Mr. Speaker, the true strength of a nation is tested when it is forced to confront the darkest chapters in its history. Will it have the courage to face up to the truth of its own past, or will it run from that truth in the foolish hope that truth will fade with time?
The Government of Japan’s unwillingness to offer a formal and unequivocal apology to the women forced by its army to be sex slaves during World War II stands in stark contrast to Japan’s positive role in the world today. Japan is a proud global leader and a valued ally of the United States – which makes its unwillingness to account honestly for this part of its past all the more perplexing.
The U.S-Japan relationship, Mr. Speaker, is the bedrock of peace and stability in the Asia-Pacific region. Our alliance and friendship are based on mutual respect and admiration, and together we have helped promote our shared values of democracy, economic opportunity, and human rights throughout Asia.
Yet Japan’s refusal to make an official government apology – once and for all – to the women who suffered as so-called “comfort women” is disturbing to everyone who values the U.S-Japan relationship.
No nation can completely disregard its own past, neither the actions of a few nor the actions of many. Inhumane deeds should be fully acknowledged – a spotlight shined on the whole truth. This is essential to national reconciliation and it helps the victims to heal. Withholding that acknowledgement only compounds the cruelty.
Post-War Germany, with the most horrendous crimes in its history, made the right choice. Japan, on the other hand, has actively promoted historical amnesia.
The facts, Mr. Speaker, are plain: There can be no denying that the Japanese Imperial military coerced thousands upon thousands of Asian women, primarily Chinese and Koreans, into sexual slavery during the Second World War.
The continued efforts by some in Japan to distort and deny history and play a game of blame-the-victim are nauseating. Those who posit that all of the “comfort women” were happily complicit and acting of their own accord simply don’t understand the meaning of the word “rape.”
On June 14th, members of the Japanese government took out a shocking advertisement in The Washington Post that attempted to smear the survivors of the “comfort women” system, including those who bravely testified before our own House Foreign Affairs Committee.
The ad suggested that these women, who were forcibly and repeatedly raped by soldiers, were engaged in “licensed prostitution that was commonplace around the world at the time.” This is a ludicrous and infuriating assertion.
Our resolution calls on the Government of Japan officially to acknowledge and to apologize for the appalling acts that Imperial Japan committed against the so-called “comfort women.” It seeks admission of an appalling truth.
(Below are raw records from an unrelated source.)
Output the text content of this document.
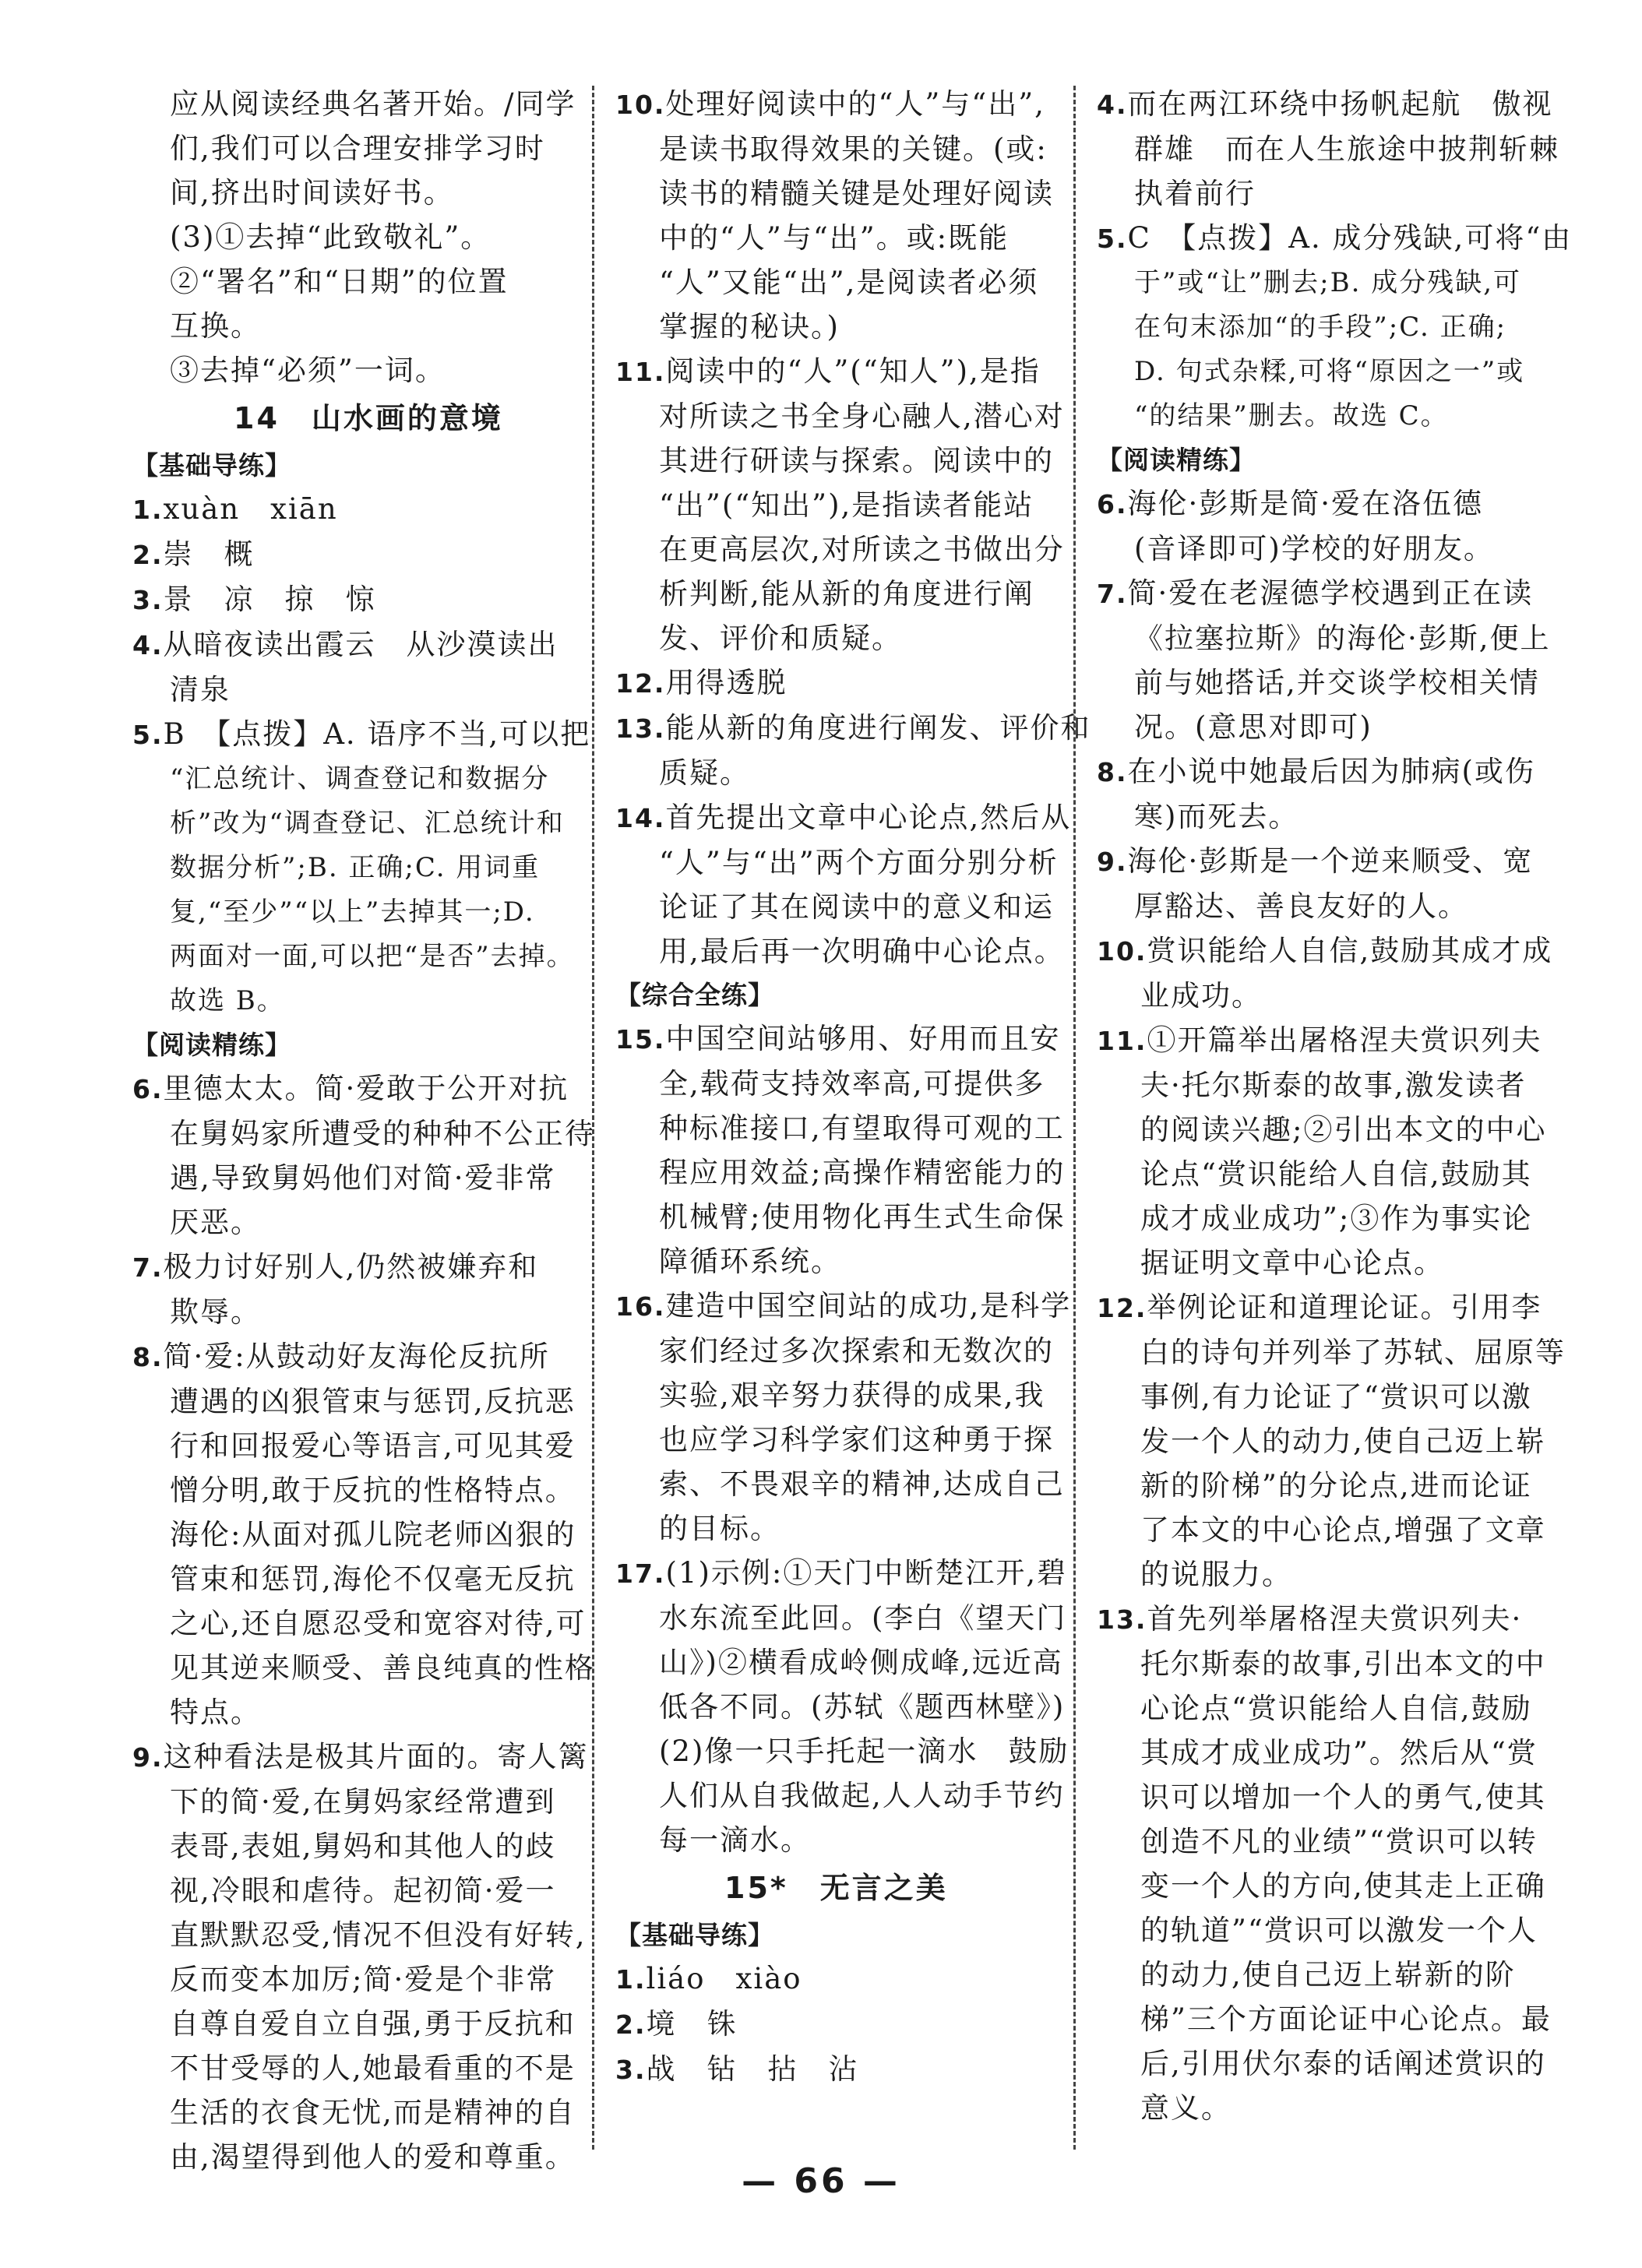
应从阅读经典名著开始。/同学
们,我们可以合理安排学习时
间,挤出时间读好书。
(3)①去掉“此致敬礼”。
②“署名”和“日期”的位置
互换。
③去掉“必须”一词。
14　山水画的意境
【基础导练】
1.xuàn　xiān
2.崇　概
3.景　凉　掠　惊
4.从暗夜读出霞云　从沙漠读出
清泉
5.B　【点拨】A. 语序不当,可以把
“汇总统计、调查登记和数据分
析”改为“调查登记、汇总统计和
数据分析”;B. 正确;C. 用词重
复,“至少”“以上”去掉其一;D.
两面对一面,可以把“是否”去掉。
故选 B。
【阅读精练】
6.里德太太。简·爱敢于公开对抗
在舅妈家所遭受的种种不公正待
遇,导致舅妈他们对简·爱非常
厌恶。
7.极力讨好别人,仍然被嫌弃和
欺辱。
8.简·爱:从鼓动好友海伦反抗所
遭遇的凶狠管束与惩罚,反抗恶
行和回报爱心等语言,可见其爱
憎分明,敢于反抗的性格特点。
海伦:从面对孤儿院老师凶狠的
管束和惩罚,海伦不仅毫无反抗
之心,还自愿忍受和宽容对待,可
见其逆来顺受、善良纯真的性格
特点。
9.这种看法是极其片面的。寄人篱
下的简·爱,在舅妈家经常遭到
表哥,表姐,舅妈和其他人的歧
视,冷眼和虐待。起初简·爱一
直默默忍受,情况不但没有好转,
反而变本加厉;简·爱是个非常
自尊自爱自立自强,勇于反抗和
不甘受辱的人,她最看重的不是
生活的衣食无忧,而是精神的自
由,渴望得到他人的爱和尊重。
10.处理好阅读中的“人”与“出”,
是读书取得效果的关键。(或:
读书的精髓关键是处理好阅读
中的“人”与“出”。或:既能
“人”又能“出”,是阅读者必须
掌握的秘诀。)
11.阅读中的“人”(“知人”),是指
对所读之书全身心融人,潜心对
其进行研读与探索。阅读中的
“出”(“知出”),是指读者能站
在更高层次,对所读之书做出分
析判断,能从新的角度进行阐
发、评价和质疑。
12.用得透脱
13.能从新的角度进行阐发、评价和
质疑。
14.首先提出文章中心论点,然后从
“人”与“出”两个方面分别分析
论证了其在阅读中的意义和运
用,最后再一次明确中心论点。
【综合全练】
15.中国空间站够用、好用而且安
全,载荷支持效率高,可提供多
种标准接口,有望取得可观的工
程应用效益;高操作精密能力的
机械臂;使用物化再生式生命保
障循环系统。
16.建造中国空间站的成功,是科学
家们经过多次探索和无数次的
实验,艰辛努力获得的成果,我
也应学习科学家们这种勇于探
索、不畏艰辛的精神,达成自己
的目标。
17.(1)示例:①天门中断楚江开,碧
水东流至此回。(李白《望天门
山》)②横看成岭侧成峰,远近高
低各不同。(苏轼《题西林壁》)
(2)像一只手托起一滴水　鼓励
人们从自我做起,人人动手节约
每一滴水。
15*　无言之美
【基础导练】
1.liáo　xiào
2.境　铢
3.战　钻　拈　沾
4.而在两江环绕中扬帆起航　傲视
群雄　而在人生旅途中披荆斩棘
执着前行
5.C　【点拨】A. 成分残缺,可将“由
于”或“让”删去;B. 成分残缺,可
在句末添加“的手段”;C. 正确;
D. 句式杂糅,可将“原因之一”或
“的结果”删去。故选 C。
【阅读精练】
6.海伦·彭斯是简·爱在洛伍德
(音译即可)学校的好朋友。
7.简·爱在老渥德学校遇到正在读
《拉塞拉斯》的海伦·彭斯,便上
前与她搭话,并交谈学校相关情
况。(意思对即可)
8.在小说中她最后因为肺病(或伤
寒)而死去。
9.海伦·彭斯是一个逆来顺受、宽
厚豁达、善良友好的人。
10.赏识能给人自信,鼓励其成才成
业成功。
11.①开篇举出屠格涅夫赏识列夫
夫·托尔斯泰的故事,激发读者
的阅读兴趣;②引出本文的中心
论点“赏识能给人自信,鼓励其
成才成业成功”;③作为事实论
据证明文章中心论点。
12.举例论证和道理论证。引用李
白的诗句并列举了苏轼、屈原等
事例,有力论证了“赏识可以激
发一个人的动力,使自己迈上崭
新的阶梯”的分论点,进而论证
了本文的中心论点,增强了文章
的说服力。
13.首先列举屠格涅夫赏识列夫·
托尔斯泰的故事,引出本文的中
心论点“赏识能给人自信,鼓励
其成才成业成功”。然后从“赏
识可以增加一个人的勇气,使其
创造不凡的业绩”“赏识可以转
变一个人的方向,使其走上正确
的轨道”“赏识可以激发一个人
的动力,使自己迈上崭新的阶
梯”三个方面论证中心论点。最
后,引用伏尔泰的话阐述赏识的
意义。
— 66 —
Failure to do so would signal to others around the globe that such horrors can be perpetrated again, and treated just as cavalierly as they have been in this case.
But most importantly, Mr. Speaker it speaks out for the victims of this monstrous system, who were terrorized and brutalized by men at war. It gives voice to these courageous women whom others have tried to silence through shame, bigotry, and threats of further violence.
It is appropriate that this House stand up for these women, who ask only that truth be honored. The world awaits a full reckoning of history from the Japanese government.
I strongly support this resolution and I urge all of my colleagues to do the same.